In Telangana’s Mulugu district, field officers are visiting each village and going door-to-door urging people to take their second dose of the COVID-19 vaccine.
A tribal village observing self-lockdown
A tribal village observing self-lockdown

After prevailing over the initial challenge of persuading Adivasis to get the COVID-19 vaccine, authorities in Telangana are now struggling to get them inoculated with the second dose of the vaccine. This problem is particularly prevalent in the Mulugu district of Telangana, which has a significant tribal community. As a measure to encourage residents to avail the second dose, Mulugu District Collector Krishna Adithya has instructed field officers and other village-level officials to do a door-to-door campaign.

“The two primary reasons why the beneficiaries are not showing interest in taking the second dose is: because of the long-distance and it being the Kharif season. The farmers are busy doing agriculture work. This is the peak season,” said District Medical and Health Officer (DMHO) Dr M Venkateswara Rao. The Kharif season begins in June and ends in October.

Adding that Primary Health Centres where the vaccination is being done is around 15-20 km away, he said, “They are unwilling to travel all the way on their own.” To address this issue, the District Collector has asked all the village-level officers to visit each village and persuade the beneficiaries to avail of the second dose. “Each Gram Panchayat has a government-issued tractor, we are using these vehicles to transport people from each village to the vaccination centre,” Dr Rao said. This drive has been happening for the past one week, he said.

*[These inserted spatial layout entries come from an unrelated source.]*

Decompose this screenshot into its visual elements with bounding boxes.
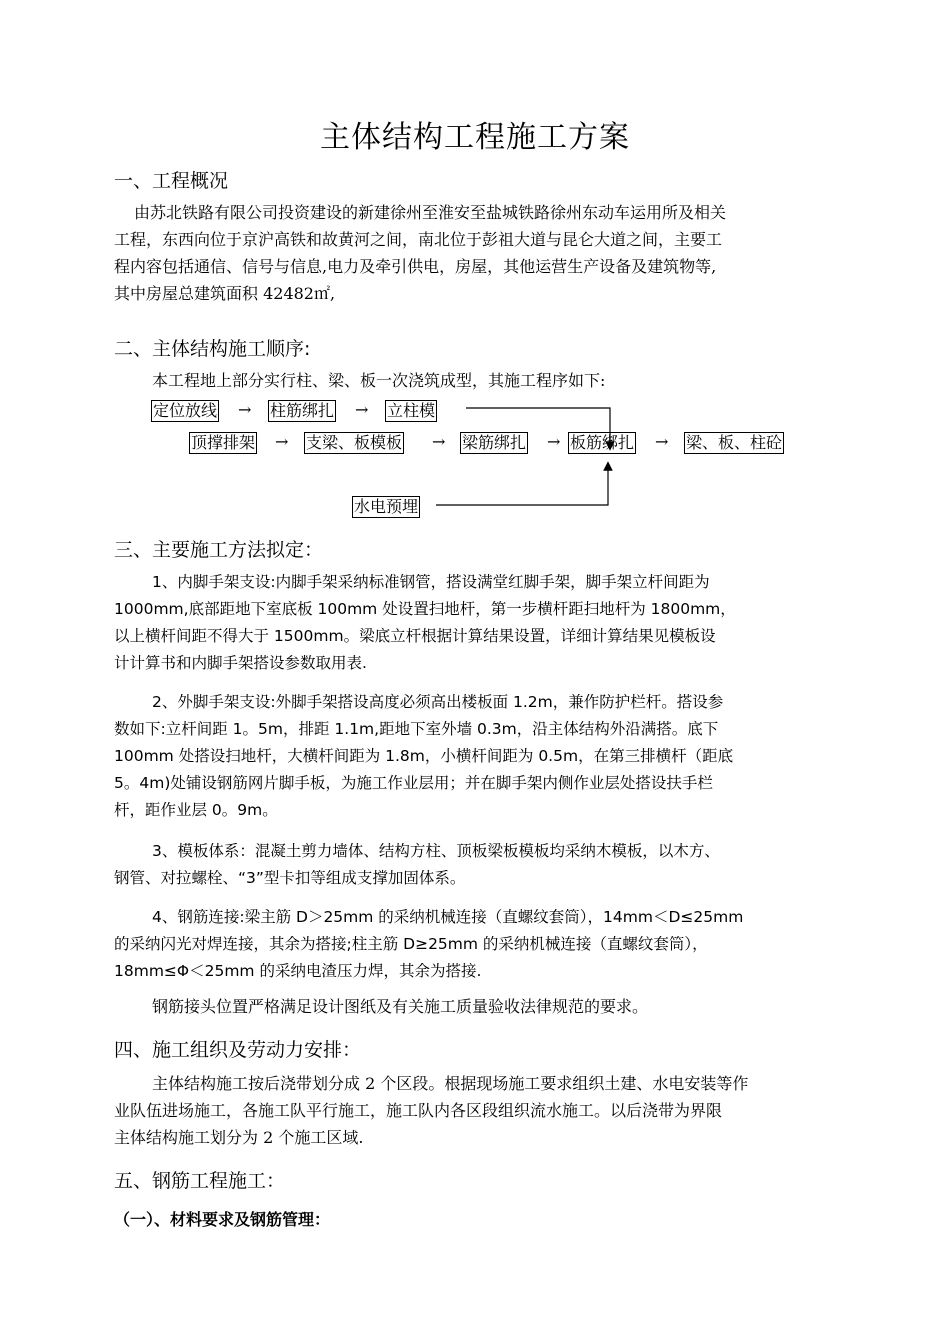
flow-step-beam-slab-formwork: 支梁、板模板	[306, 433, 403, 452]
flow-arrow: →	[355, 400, 369, 419]
text-line: 杆，距作业层 0。9m。	[114, 801, 278, 819]
flow-arrow: →	[547, 432, 561, 451]
text-line: 以上横杆间距不得大于 1500mm。梁底立杆根据计算结果设置，详细计算结果见模板设	[114, 627, 716, 645]
flow-step-column-formwork: 立柱模	[387, 401, 436, 420]
section-5-subheading: （一）、材料要求及钢筋管理：	[114, 1210, 331, 1229]
connector-mep-to-slab-rebar	[436, 466, 608, 505]
text-line: 3、模板体系：混凝土剪力墙体、结构方柱、顶板梁板模板均采纳木模板，以木方、	[152, 842, 720, 860]
document-title: 主体结构工程施工方案	[320, 120, 630, 155]
text-line: 1、内脚手架支设:内脚手架采纳标准钢管，搭设满堂红脚手架，脚手架立杆间距为	[152, 573, 710, 591]
text-line: 业队伍进场施工，各施工队平行施工，施工队内各区段组织流水施工。以后浇带为界限	[114, 1101, 723, 1120]
section-4-body	[114, 1070, 864, 1151]
section-4-heading: 四、施工组织及劳动力安排：	[114, 1039, 362, 1061]
text-line: 2、外脚手架支设:外脚手架搭设高度必须高出楼板面 1.2m，兼作防护栏杆。搭设参	[152, 693, 724, 711]
text-line: 1000mm,底部距地下室底板 100mm 处设置扫地杆，第一步横杆距扫地杆为 1800mm，	[114, 600, 736, 618]
text-line: 其中房屋总建筑面积 42482㎡,	[114, 284, 336, 303]
flow-step-mep-embedding: 水电预埋	[354, 497, 419, 516]
text-line: 主体结构施工划分为 2 个施工区域.	[114, 1128, 364, 1147]
section-2-intro: 本工程地上部分实行柱、梁、板一次浇筑成型，其施工程序如下:	[152, 371, 606, 390]
flow-step-column-rebar: 柱筋绑扎	[270, 401, 335, 420]
text-line: 100mm 处搭设扫地杆，大横杆间距为 1.8m，小横杆间距为 0.5m，在第三排横杆（距底	[114, 747, 734, 765]
section-1-body	[114, 199, 864, 307]
flow-step-slab-rebar: 板筋绑扎	[570, 433, 635, 452]
text-line: 钢管、对拉螺栓、“3”型卡扣等组成支撑加固体系。	[114, 869, 466, 887]
section-3-item-4	[114, 904, 864, 985]
flow-arrow: →	[275, 432, 289, 451]
flow-arrow: →	[432, 432, 446, 451]
text-line: 工程，东西向位于京沪高铁和故黄河之间，南北位于彭祖大道与昆仑大道之间，主要工	[114, 230, 723, 249]
text-line: 5。4m)处铺设钢筋网片脚手板，为施工作业层用；并在脚手架内侧作业层处搭设扶手栏	[114, 774, 713, 792]
text-line: 由苏北铁路有限公司投资建设的新建徐州至淮安至盐城铁路徐州东动车运用所及相关	[134, 203, 727, 222]
section-5-heading: 五、钢筋工程施工：	[114, 1170, 286, 1192]
text-line: 的采纳闪光对焊连接，其余为搭接;柱主筋 D≥25mm 的采纳机械连接（直螺纹套筒），	[114, 935, 708, 953]
text-line: 计计算书和内脚手架搭设参数取用表.	[114, 654, 367, 672]
flow-arrow: →	[655, 432, 669, 451]
flow-step-positioning: 定位放线	[153, 401, 218, 420]
section-2-heading: 二、主体结构施工顺序:	[114, 338, 311, 360]
text-line: 4、钢筋连接:梁主筋 D＞25mm 的采纳机械连接（直螺纹套筒），14mm＜D≤25mm	[152, 908, 744, 926]
text-line: 18mm≤Φ＜25mm 的采纳电渣压力焊，其余为搭接.	[114, 962, 482, 980]
flow-arrow: →	[238, 400, 252, 419]
section-3-item-1	[114, 569, 864, 677]
text-line: 主体结构施工按后浇带划分成 2 个区段。根据现场施工要求组织土建、水电安装等作	[152, 1074, 749, 1093]
section-3-heading: 三、主要施工方法拟定：	[114, 539, 324, 561]
section-3-item-2	[114, 689, 864, 824]
section-1-heading: 一、工程概况	[114, 170, 229, 192]
section-3-item-3	[114, 838, 864, 892]
text-line: 数如下:立杆间距 1。5m，排距 1.1m,距地下室外墙 0.3m，沿主体结构外沿满搭。底下	[114, 720, 719, 738]
section-3-note: 钢筋接头位置严格满足设计图纸及有关施工质量验收法律规范的要求。	[152, 997, 649, 1016]
flow-step-concrete-pour: 梁、板、柱砼	[686, 433, 783, 452]
text-line: 程内容包括通信、信号与信息,电力及牵引供电，房屋，其他运营生产设备及建筑物等,	[114, 257, 717, 276]
flow-step-shoring: 顶撑排架	[191, 433, 256, 452]
flow-step-beam-rebar: 梁筋绑扎	[462, 433, 527, 452]
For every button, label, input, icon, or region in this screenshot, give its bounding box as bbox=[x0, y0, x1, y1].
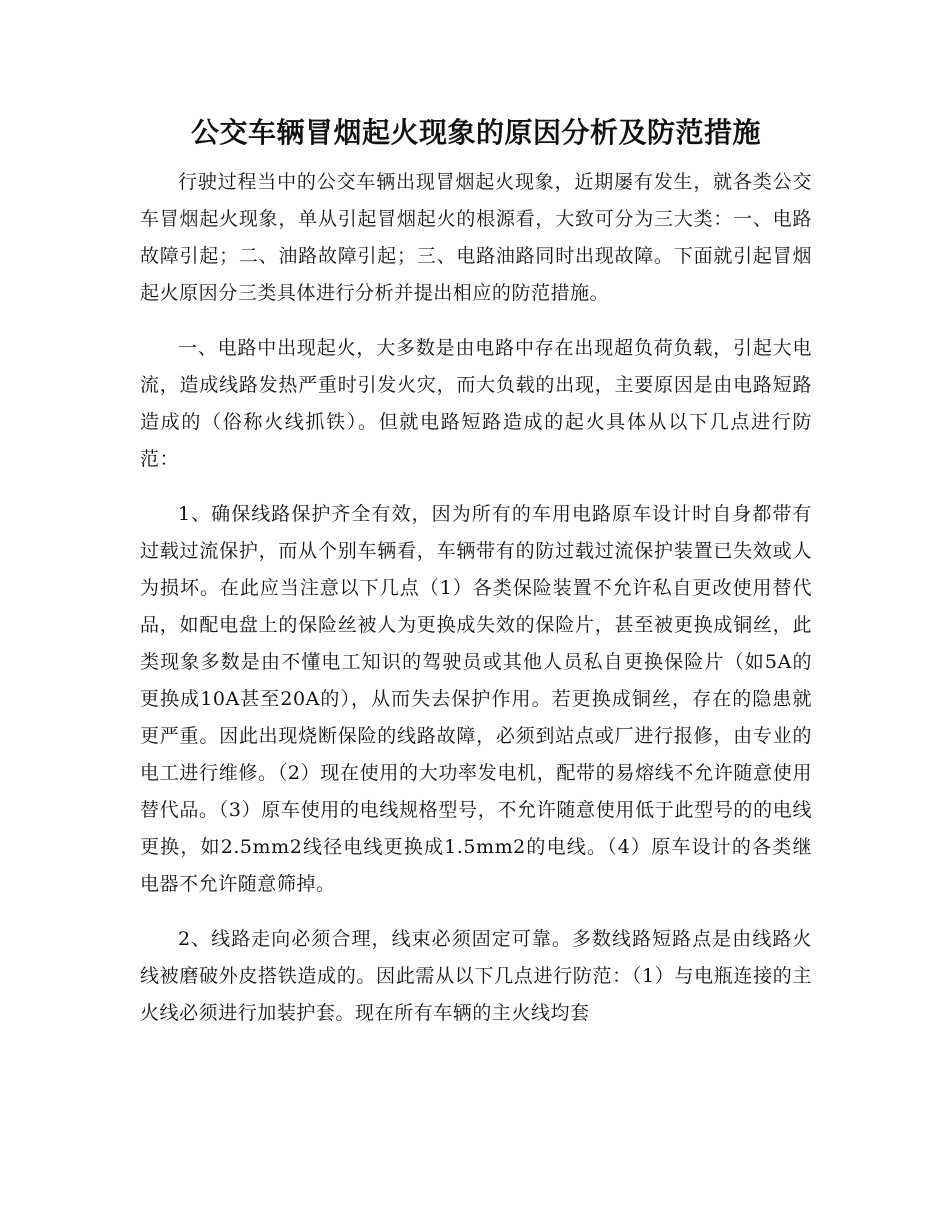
document-page bbox=[140, 112, 812, 1032]
paragraph-point-one: 1、确保线路保护齐全有效，因为所有的车用电路原车设计时自身都带有过载过流保护，而从个别车辆看，车辆带有的防过载过流保护装置已失效或人为损坏。在此应当注意以下几点（1）各类保险装置不允许私自更改使用替代品，如配电盘上的保险丝被人为更换成失效的保险片，甚至被更换成铜丝，此类现象多数是由不懂电工知识的驾驶员或其他人员私自更换保险片（如5A的更换成10A甚至20A的），从而失去保护作用。若更换成铜丝，存在的隐患就更严重。因此出现烧断保险的线路故障，必须到站点或厂进行报修，由专业的电工进行维修。（2）现在使用的大功率发电机，配带的易熔线不允许随意使用替代品。（3）原车使用的电线规格型号，不允许随意使用低于此型号的的电线更换，如2.5mm2线径电线更换成1.5mm2的电线。（4）原车设计的各类继电器不允许随意筛掉。 bbox=[140, 503, 812, 895]
paragraph-intro: 行驶过程当中的公交车辆出现冒烟起火现象，近期屡有发生，就各类公交车冒烟起火现象，单从引起冒烟起火的根源看，大致可分为三大类：一、电路故障引起；二、油路故障引起；三、电路油路同时出现故障。下面就引起冒烟起火原因分三类具体进行分析并提出相应的防范措施。 bbox=[140, 171, 812, 304]
paragraph-section-one: 一、电路中出现起火，大多数是由电路中存在出现超负荷负载，引起大电流，造成线路发热严重时引发火灾，而大负载的出现，主要原因是由电路短路造成的（俗称火线抓铁）。但就电路短路造成的起火具体从以下几点进行防范： bbox=[140, 337, 812, 470]
paragraph-point-two: 2、线路走向必须合理，线束必须固定可靠。多数线路短路点是由线路火线被磨破外皮搭铁造成的。因此需从以下几点进行防范：（1）与电瓶连接的主火线必须进行加装护套。现在所有车辆的主火线均套 bbox=[140, 928, 812, 1024]
document-title: 公交车辆冒烟起火现象的原因分析及防范措施 bbox=[190, 116, 761, 149]
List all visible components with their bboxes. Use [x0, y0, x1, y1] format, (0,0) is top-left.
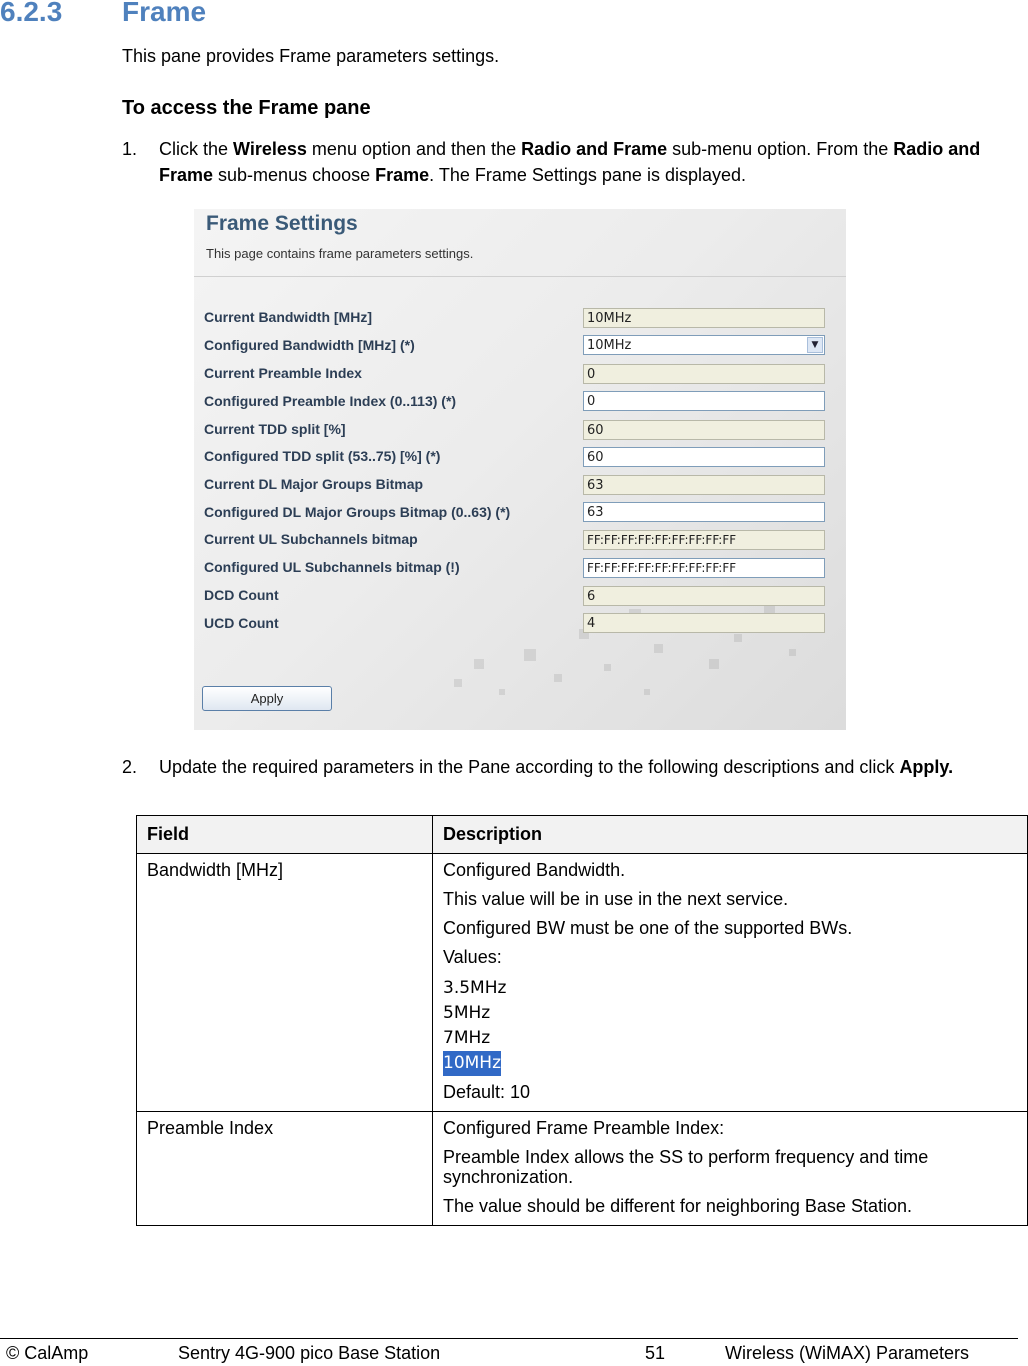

While some authorities want vaccination drives to be held at sub-centres, to avoid this problem, such a proposal has been overruled. A vaccination programme can be held only at a facility that has doctors and necessary medical equipment to provide treatment in case of  AEFI  (adverse events following immunization). 

According to Mulugu DMHO, only around 20% of the tribal population has been vaccinated.  

A similar situation is prevailing in Adilabad, another district in the state with a substantial population of tribal people. “People are busy with work because of the Kharif season. Some are hesitant because of the lockdown, while distance is another issue,” said Nihar, a resident of Vidya Nagar in Adilabad.

The situation regarding vaccine hesitancy is much worse in Adilabad. “Vaccine hesitancy is highly prevalent here. People are not coming to get vaccinated because of fear. In some places when our staff went to sensitise them, they were asked not to come again. But somehow we managed to vaccinate a few with the first dose, but now there are no vaccines left for the second dose,” said Dr Narender Rathod, Adilabad DMHO. The shortage of COVID-19 vaccines has proved to be another worry for the authorities. “There are almost no vaccines available for the second dose,” he further added.

Owing to the vaccine shortage, the Telangana government has stopped giving the first dose of the vaccine from May 8, in order to prioritise those who are due their second shot. A total of 65,000 people have been vaccinated in Adilabad, according to the DMHO. 

In contrast to Mulugu, in Bhadradri-Kothagudem district, the DMHO Dr JVL Sirisha said that they are facing no problems in vaccinating people with the second dose because of NGOs working for the welfare of Adivasis. “We can only gauge the prevalence of vaccine hesitancy once the government resumes first dose vaccination. Of course, there is vaccine hesitancy, but it is not so severe.”